Molecular beam scattering of NO + Ne: A joint theoretical and
experimental study
Y. Kim and H. Meyer
Department of Physics and Astronomy, The University of Georgia, Athens, Georgia
30602-2451
M. H. Alexander
Department of Chemistry and Biochemistry, The University of Maryland, College
Park, Maryland 20742-2021
The collision dynamics of the NO + Ne system is investigated in a molecular beam
scattering experiment at a collision energy of 1055 cm–1. Employing resonance
enhanced multiphoton ionization of NO, we measured state-resolved integral and
differential cross sections for the excitation to various levels of both
spin-orbit manifolds. The dependence of the scattered intensity on the laser
polarization is used to extract differential quadrupole moments for the
collision induced angular momentum alignment. The set of cross section data is
compared with results of a full quantum mechanical close coupling calculation
using the set of ab initio potential energy surfaces of Alexander et al. [J.

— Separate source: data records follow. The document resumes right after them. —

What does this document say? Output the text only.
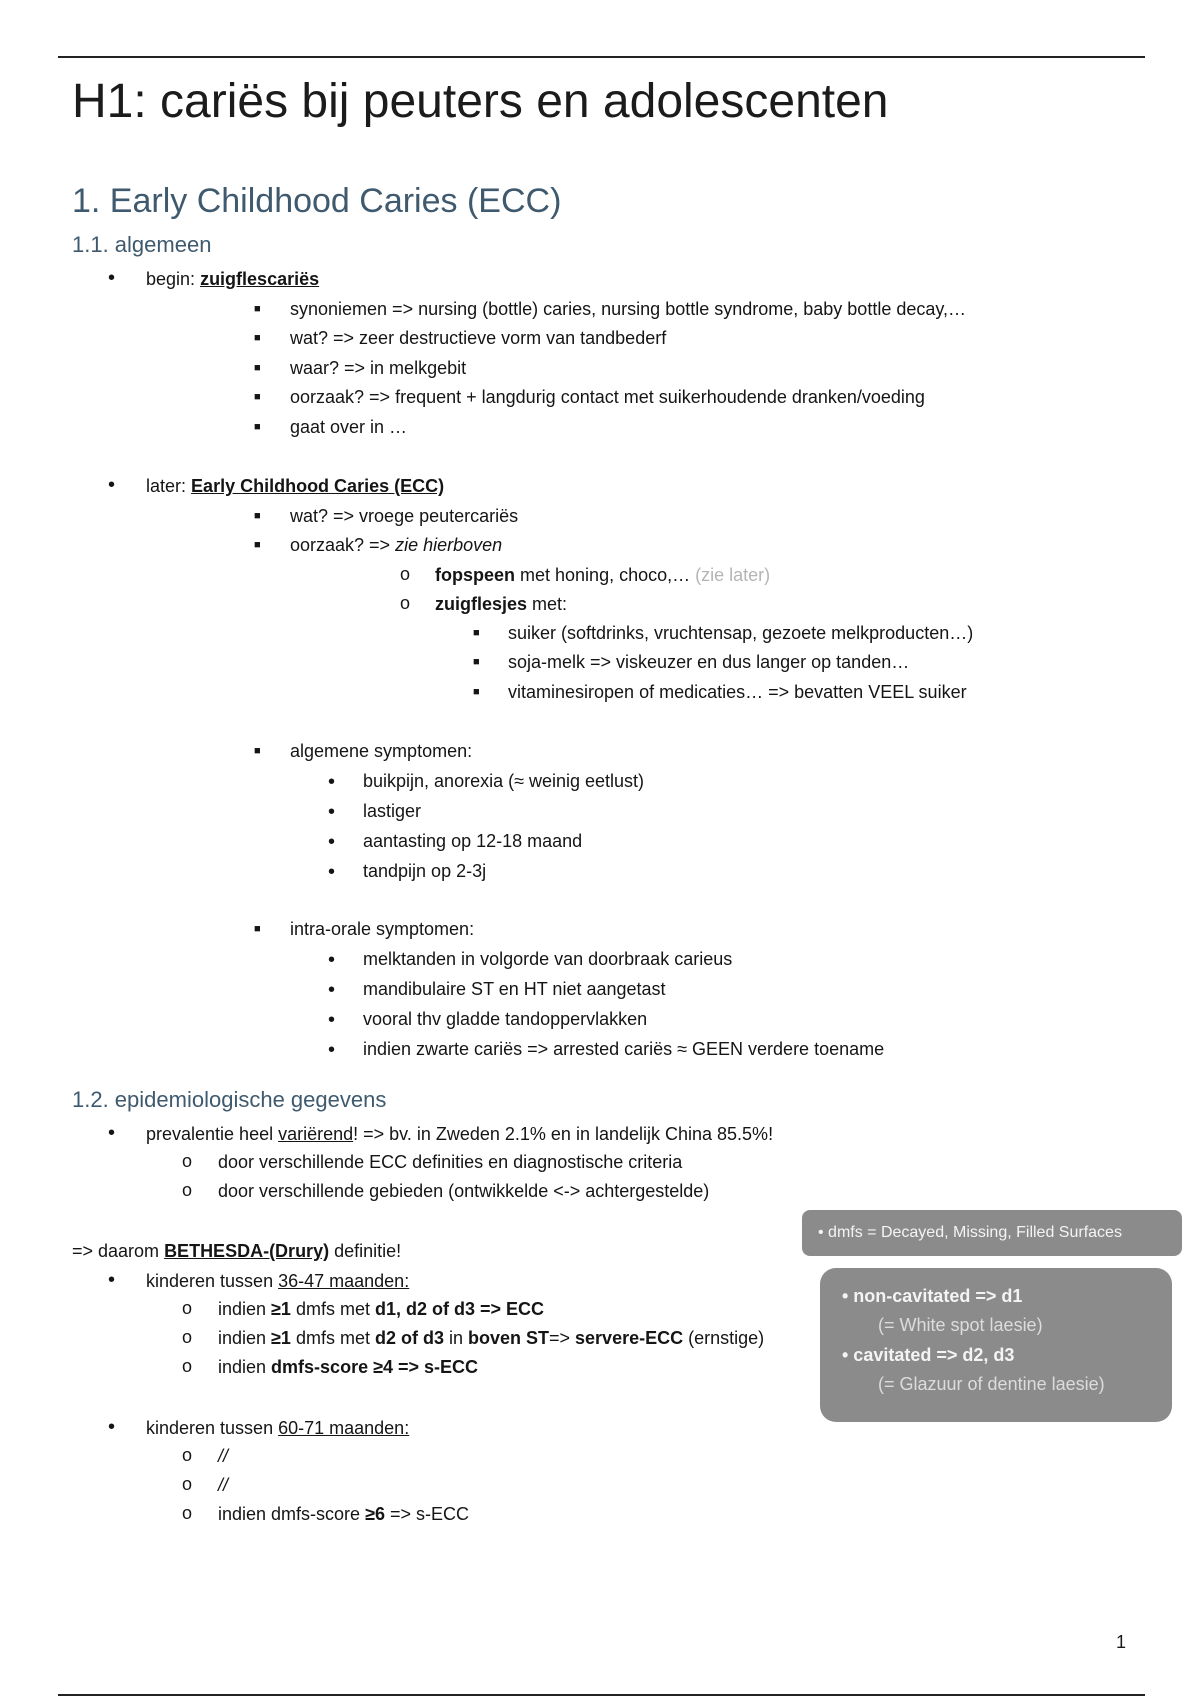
H1: cariës bij peuters en adolescenten
1. Early Childhood Caries (ECC)
1.1. algemeen
• begin: zuigflescariës
■ synoniemen => nursing (bottle) caries, nursing bottle syndrome, baby bottle decay,…
■ wat? => zeer destructieve vorm van tandbederf
■ waar? => in melkgebit
■ oorzaak? => frequent + langdurig contact met suikerhoudende dranken/voeding
■ gaat over in …
• later: Early Childhood Caries (ECC)
■ wat? => vroege peutercariës
■ oorzaak? => zie hierboven
o fopspeen met honing, choco,… (zie later)
o zuigflesjes met:
■ suiker (softdrinks, vruchtensap, gezoete melkproducten…)
■ soja-melk => viskeuzer en dus langer op tanden…
■ vitaminesiropen of medicaties… => bevatten VEEL suiker
■ algemene symptomen:
• buikpijn, anorexia (≈ weinig eetlust)
• lastiger
• aantasting op 12-18 maand
• tandpijn op 2-3j
■ intra-orale symptomen:
• melktanden in volgorde van doorbraak carieus
• mandibulaire ST en HT niet aangetast
• vooral thv gladde tandoppervlakken
• indien zwarte cariës => arrested cariës ≈ GEEN verdere toename
1.2. epidemiologische gegevens
• prevalentie heel variërend! => bv. in Zweden 2.1% en in landelijk China 85.5%!
o door verschillende ECC definities en diagnostische criteria
o door verschillende gebieden (ontwikkelde <-> achtergestelde)
=> daarom BETHESDA-(Drury) definitie!
• kinderen tussen 36-47 maanden:
o indien ≥1 dmfs met d1, d2 of d3 => ECC
o indien ≥1 dmfs met d2 of d3 in boven ST=> servere-ECC (ernstige)
o indien dmfs-score ≥4 => s-ECC
• kinderen tussen 60-71 maanden:
o //
o //
o indien dmfs-score ≥6 => s-ECC
• dmfs = Decayed, Missing, Filled Surfaces
• non-cavitated => d1
(= White spot laesie)
• cavitated => d2, d3
(= Glazuur of dentine laesie)
1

Chem. Phys. 114, 5588 (2001)]. In previous work, it was found that the positions
and rotational substructures for the lowest bend-stretch vibrational states
derived from these surfaces agree very well with the observed spectrum of the
NO–Ne complex. For the same potential, we find that the calculated cross
sections show a less satisfactory agreement with the experimental data. While
the overall Jf dependence and magnitude of the integral and differential cross
sections are in good agreement, noticeable discrepancies exist for the angle
dependence of the differential cross sections. In general, the calculated
rotational rainbow structures are shifted towards larger scattering angles
indicating that the anisotropy of the potential is overestimated in the fit to
the ab initio points or in the ab initio calculation itself. For most states, we
find the measured alignment moments to be in excellent agreement with the
results of the calculation as well as with predictions of sudden models.
Significant deviations from the sudden models are observed only for those
fine-structure changing collisions which are dominated by forward scattering.
Results of the full quantum calculation confirm the deviations for these states.